Era quase tarde, perto do horário de almoço, quando os carros começaram a adentrar a parte alta. O ruivo olhava pela janela com os olhos brilhando, admirando as centenas de prédios enormes, numa mistura arquitetônica do moderno e clássico. Às vezes, o diploma servia para algo.

Pontal era exatamente a linha tênue entre civilização e barbárie. Não era propriamente uma cidade, já que não tinha prefeitura; era um conglomerado de pessoas, sonhos perdidos no meio do caminho da capital e centenas de cidades como Nova Primavera. Era perto o suficiente da capital para ter um shopping enorme que atendia dezenas de produtores rurais com artigos de luxo e extravagantes na parte alta da cidade. Entretanto, era longe o suficiente para, na parte baixa, onde ficavam as favelas, ocorrer um submundo de qualquer tipo de negócio. A parte da Cidade Solitária onde existiam comércio de contrabando desviado de artigos de luxo era grande o suficiente para alguém se perder e nunca mais voltar, provavelmente umas duas Novas Primaveras juntas ou mais. Mesmo não sendo recomendada, estava no roteiro de viagem de Kelvin.

Era por isso que era uma "cidade" tão atrativa. Nem sequer tinha uma delegacia de polícia; tinha alguns guardas numa unidade especial. Em termos de tamanho, era gigante. Na parte alta, tinha muito mais estrutura, com hospitais incríveis que aceitaram o plano de saúde da cooperativa, o qual Kelvin faria uma bateria de exames, com toda certeza, junto com Bere.

Levando tudo isso em consideração, assim que chegaram, foram à sede da Cooperativa La Selva da cidade e trocaram as 4x4 por carros mais populares. Tiveram que conversar com Hélio, e o ruivo achou o marido de Petra bonzinho e legal, até demais.

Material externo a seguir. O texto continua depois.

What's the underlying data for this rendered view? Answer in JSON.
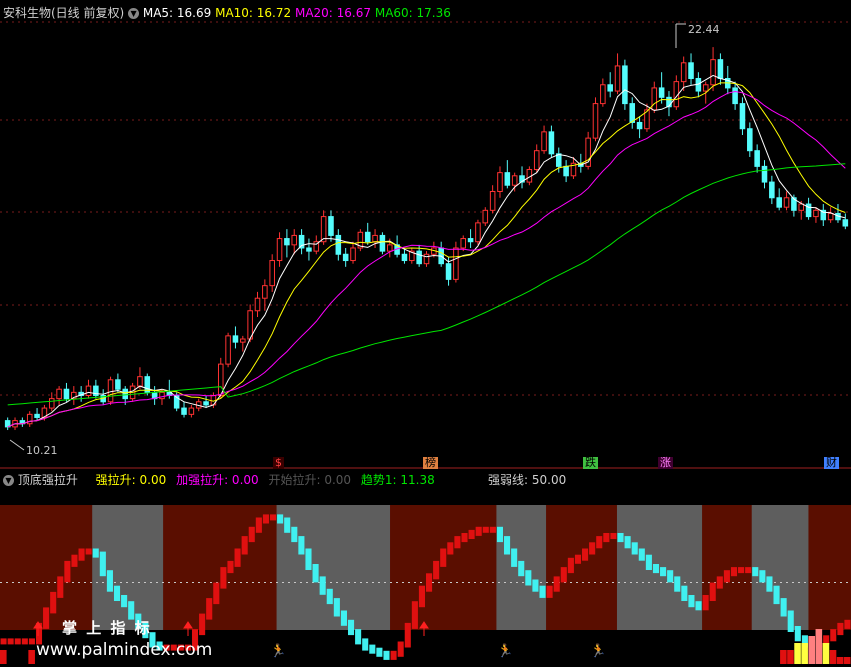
{
  "header": {
    "stock": "安科生物(日线 前复权)",
    "chevron_icon": "chevron-down-icon",
    "ma5": "MA5: 16.69",
    "ma10": "MA10: 16.72",
    "ma20": "MA20: 16.67",
    "ma60": "MA60: 17.36"
  },
  "markers": [
    {
      "text": "$",
      "color": "#ff4040",
      "bg": "#3a0000"
    },
    {
      "text": "榜",
      "color": "#000000",
      "bg": "#e08040"
    },
    {
      "text": "跌",
      "color": "#000000",
      "bg": "#40c040"
    },
    {
      "text": "涨",
      "color": "#ff80ff",
      "bg": "#400030"
    },
    {
      "text": "财",
      "color": "#000000",
      "bg": "#4080ff"
    }
  ],
  "indicator": {
    "name": "顶底强拉升",
    "chevron_icon": "chevron-down-icon",
    "qls": "强拉升: 0.00",
    "jqls": "加强拉升: 0.00",
    "ksls": "开始拉升: 0.00",
    "trend": "趋势1: 11.38",
    "weak": "强弱线: 50.00"
  },
  "watermark": {
    "cn": "掌 上 指 标",
    "url": "www.palmindex.com"
  },
  "colors": {
    "up": "#ff3232",
    "down": "#54fcfc",
    "ma5": "#ffffff",
    "ma10": "#ffff00",
    "ma20": "#ff00ff",
    "ma60": "#00e600"
  },
  "chart_data": {
    "type": "candlestick",
    "price_range": [
      9.5,
      23.2
    ],
    "high_label": "22.44",
    "low_label": "10.21",
    "ohlc": [
      [
        10.5,
        10.6,
        10.2,
        10.3
      ],
      [
        10.3,
        10.6,
        10.2,
        10.5
      ],
      [
        10.5,
        10.6,
        10.3,
        10.4
      ],
      [
        10.4,
        10.8,
        10.3,
        10.7
      ],
      [
        10.7,
        10.9,
        10.5,
        10.6
      ],
      [
        10.6,
        11.0,
        10.5,
        10.9
      ],
      [
        10.9,
        11.4,
        10.8,
        11.2
      ],
      [
        11.2,
        11.6,
        11.0,
        11.5
      ],
      [
        11.5,
        11.7,
        11.1,
        11.2
      ],
      [
        11.2,
        11.6,
        11.0,
        11.4
      ],
      [
        11.4,
        11.6,
        11.1,
        11.3
      ],
      [
        11.3,
        11.8,
        11.2,
        11.6
      ],
      [
        11.6,
        11.8,
        11.2,
        11.3
      ],
      [
        11.3,
        11.5,
        11.0,
        11.1
      ],
      [
        11.1,
        11.9,
        11.0,
        11.8
      ],
      [
        11.8,
        12.0,
        11.4,
        11.5
      ],
      [
        11.5,
        11.6,
        11.0,
        11.2
      ],
      [
        11.2,
        11.7,
        11.1,
        11.6
      ],
      [
        11.6,
        12.2,
        11.5,
        11.9
      ],
      [
        11.9,
        12.0,
        11.3,
        11.4
      ],
      [
        11.4,
        11.6,
        11.0,
        11.2
      ],
      [
        11.2,
        11.5,
        11.0,
        11.4
      ],
      [
        11.4,
        11.8,
        11.2,
        11.3
      ],
      [
        11.3,
        11.4,
        10.8,
        10.9
      ],
      [
        10.9,
        11.1,
        10.6,
        10.7
      ],
      [
        10.7,
        11.0,
        10.6,
        10.9
      ],
      [
        10.9,
        11.2,
        10.8,
        11.1
      ],
      [
        11.1,
        11.3,
        10.9,
        11.0
      ],
      [
        11.0,
        11.4,
        10.9,
        11.3
      ],
      [
        11.3,
        12.5,
        11.2,
        12.3
      ],
      [
        12.3,
        13.3,
        12.2,
        13.2
      ],
      [
        13.2,
        13.5,
        12.8,
        13.0
      ],
      [
        13.0,
        13.2,
        12.7,
        13.1
      ],
      [
        13.1,
        14.2,
        13.0,
        14.0
      ],
      [
        14.0,
        14.6,
        13.8,
        14.4
      ],
      [
        14.4,
        15.0,
        14.0,
        14.8
      ],
      [
        14.8,
        15.8,
        14.6,
        15.6
      ],
      [
        15.6,
        16.5,
        15.4,
        16.3
      ],
      [
        16.3,
        16.6,
        15.7,
        16.1
      ],
      [
        16.1,
        16.6,
        15.8,
        16.4
      ],
      [
        16.4,
        16.6,
        15.8,
        16.0
      ],
      [
        16.0,
        16.3,
        15.6,
        15.9
      ],
      [
        15.9,
        16.4,
        15.8,
        16.2
      ],
      [
        16.2,
        17.2,
        16.1,
        17.0
      ],
      [
        17.0,
        17.2,
        16.2,
        16.4
      ],
      [
        16.4,
        16.6,
        15.6,
        15.8
      ],
      [
        15.8,
        16.0,
        15.4,
        15.6
      ],
      [
        15.6,
        16.2,
        15.5,
        16.0
      ],
      [
        16.0,
        16.6,
        15.9,
        16.5
      ],
      [
        16.5,
        16.8,
        16.1,
        16.2
      ],
      [
        16.2,
        16.6,
        16.0,
        16.4
      ],
      [
        16.4,
        16.5,
        15.8,
        15.9
      ],
      [
        15.9,
        16.3,
        15.7,
        16.1
      ],
      [
        16.1,
        16.4,
        15.7,
        15.8
      ],
      [
        15.8,
        16.0,
        15.5,
        15.6
      ],
      [
        15.6,
        16.0,
        15.5,
        15.9
      ],
      [
        15.9,
        16.1,
        15.4,
        15.5
      ],
      [
        15.5,
        15.9,
        15.4,
        15.8
      ],
      [
        15.8,
        16.2,
        15.7,
        16.0
      ],
      [
        16.0,
        16.2,
        15.4,
        15.5
      ],
      [
        15.5,
        15.7,
        14.8,
        15.0
      ],
      [
        15.0,
        16.2,
        14.9,
        16.0
      ],
      [
        16.0,
        16.4,
        15.9,
        16.3
      ],
      [
        16.3,
        16.6,
        16.0,
        16.2
      ],
      [
        16.2,
        16.9,
        16.1,
        16.8
      ],
      [
        16.8,
        17.3,
        16.7,
        17.2
      ],
      [
        17.2,
        18.0,
        17.1,
        17.8
      ],
      [
        17.8,
        18.6,
        17.6,
        18.4
      ],
      [
        18.4,
        18.8,
        17.9,
        18.0
      ],
      [
        18.0,
        18.4,
        17.8,
        18.3
      ],
      [
        18.3,
        18.6,
        17.9,
        18.1
      ],
      [
        18.1,
        18.6,
        18.0,
        18.5
      ],
      [
        18.5,
        19.3,
        18.4,
        19.1
      ],
      [
        19.1,
        19.9,
        19.0,
        19.7
      ],
      [
        19.7,
        19.9,
        18.9,
        19.0
      ],
      [
        19.0,
        19.2,
        18.4,
        18.6
      ],
      [
        18.6,
        18.8,
        18.1,
        18.3
      ],
      [
        18.3,
        18.9,
        18.2,
        18.7
      ],
      [
        18.7,
        19.0,
        18.4,
        18.6
      ],
      [
        18.6,
        19.7,
        18.5,
        19.5
      ],
      [
        19.5,
        20.8,
        19.4,
        20.6
      ],
      [
        20.6,
        21.4,
        20.5,
        21.2
      ],
      [
        21.2,
        21.6,
        20.8,
        21.0
      ],
      [
        21.0,
        22.2,
        20.9,
        21.8
      ],
      [
        21.8,
        22.0,
        20.4,
        20.6
      ],
      [
        20.6,
        20.8,
        19.8,
        20.0
      ],
      [
        20.0,
        20.2,
        19.5,
        19.8
      ],
      [
        19.8,
        20.6,
        19.7,
        20.4
      ],
      [
        20.4,
        21.3,
        20.3,
        21.1
      ],
      [
        21.1,
        21.6,
        20.6,
        20.8
      ],
      [
        20.8,
        21.0,
        20.2,
        20.5
      ],
      [
        20.5,
        21.5,
        20.4,
        21.3
      ],
      [
        21.3,
        22.1,
        21.0,
        21.9
      ],
      [
        21.9,
        22.2,
        21.2,
        21.4
      ],
      [
        21.4,
        21.6,
        20.8,
        21.0
      ],
      [
        21.0,
        21.3,
        20.6,
        21.2
      ],
      [
        21.2,
        22.4,
        21.0,
        22.0
      ],
      [
        22.0,
        22.2,
        21.2,
        21.4
      ],
      [
        21.4,
        21.8,
        20.9,
        21.1
      ],
      [
        21.1,
        21.3,
        20.4,
        20.6
      ],
      [
        20.6,
        20.8,
        19.6,
        19.8
      ],
      [
        19.8,
        20.0,
        18.9,
        19.1
      ],
      [
        19.1,
        19.3,
        18.4,
        18.6
      ],
      [
        18.6,
        18.8,
        17.9,
        18.1
      ],
      [
        18.1,
        18.3,
        17.4,
        17.6
      ],
      [
        17.6,
        17.9,
        17.2,
        17.3
      ],
      [
        17.3,
        17.8,
        17.2,
        17.6
      ],
      [
        17.6,
        17.7,
        17.0,
        17.2
      ],
      [
        17.2,
        17.5,
        16.9,
        17.4
      ],
      [
        17.4,
        17.6,
        16.9,
        17.0
      ],
      [
        17.0,
        17.3,
        16.8,
        17.2
      ],
      [
        17.2,
        17.4,
        16.7,
        16.9
      ],
      [
        16.9,
        17.3,
        16.8,
        17.1
      ],
      [
        17.1,
        17.4,
        16.8,
        16.9
      ],
      [
        16.9,
        17.1,
        16.6,
        16.7
      ]
    ],
    "indicator_series": {
      "range": [
        0,
        100
      ],
      "weak_line": 50,
      "trend": [
        12,
        12,
        12,
        12,
        12,
        22,
        32,
        42,
        52,
        62,
        66,
        70,
        70,
        68,
        56,
        46,
        40,
        36,
        28,
        22,
        16,
        10,
        8,
        8,
        8,
        8,
        8,
        18,
        28,
        38,
        48,
        58,
        62,
        70,
        78,
        84,
        90,
        92,
        92,
        90,
        84,
        78,
        70,
        60,
        52,
        44,
        38,
        30,
        24,
        18,
        12,
        8,
        6,
        4,
        2,
        4,
        10,
        22,
        36,
        46,
        54,
        62,
        70,
        74,
        78,
        80,
        82,
        84,
        84,
        84,
        78,
        70,
        62,
        56,
        50,
        46,
        42,
        46,
        52,
        58,
        64,
        66,
        70,
        74,
        78,
        80,
        80,
        78,
        74,
        70,
        66,
        60,
        58,
        56,
        52,
        46,
        40,
        36,
        34,
        40,
        48,
        52,
        56,
        58,
        58,
        58,
        56,
        52,
        46,
        38,
        30,
        20,
        14,
        10,
        10,
        12,
        14,
        18,
        22,
        24
      ],
      "bars": [
        2,
        0,
        0,
        0,
        2,
        0,
        0,
        0,
        0,
        0,
        0,
        0,
        0,
        0,
        0,
        0,
        0,
        0,
        0,
        0,
        0,
        0,
        0,
        0,
        0,
        0,
        0,
        0,
        0,
        0,
        0,
        0,
        0,
        0,
        0,
        0,
        0,
        0,
        0,
        0,
        0,
        0,
        0,
        0,
        0,
        0,
        0,
        0,
        0,
        0,
        0,
        0,
        0,
        0,
        0,
        0,
        0,
        0,
        0,
        0,
        0,
        0,
        0,
        0,
        0,
        0,
        0,
        0,
        0,
        0,
        0,
        0,
        0,
        0,
        0,
        0,
        0,
        0,
        0,
        0,
        0,
        0,
        0,
        0,
        0,
        0,
        0,
        0,
        0,
        0,
        0,
        0,
        0,
        0,
        0,
        0,
        0,
        0,
        0,
        0,
        0,
        0,
        0,
        0,
        0,
        0,
        0,
        0,
        0,
        0,
        2,
        2,
        3,
        3,
        4,
        5,
        3,
        2,
        1,
        1
      ]
    }
  }
}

Kelvin estava quase irradiando alegria por ficar numa suíte master na parte alta da cidade. Ele já tinha estado ali centenas de vezes para atender clientes muito específicos e categóricos, mas nada nessa terra era igual a estar ali por ele mesmo.

O ruivo não tinha tempo a perder. Chegou no hotel e se preocupou em vestir uma roupa mais discreta porque, se Odilon, seu primo, ainda fosse o mesmo, era melhor ir de forma mais comportada.

Eles estavam no meio da rua, com uma comitiva de dois peões apenas, mais Sidney, no limite exato entre as partes da cidade, bem na frente da Academia de Odilon. O primo tinha escolhido o caminho certo da vida, feito as coisas direito, juntado grana em vários empregos e usado o dom que tinha para esportes na academia de artes marciais. Quando saíram dos fornos juntos e ficaram pelas ruas mendigando, eram muito unidos. Kelvin se lembra bem deles vendo um filme do Bruce Lee numa televisão de loja, e o do primo imitando os gestos, fazendo o pequeno Kelvin rir para ignorar a fome. Odi cuidou dele até onde pôde, quando na adolescência Kelvin começou a dar sinais de mais, o caminho deles não poderia seguir juntos, aí vieram as paradas.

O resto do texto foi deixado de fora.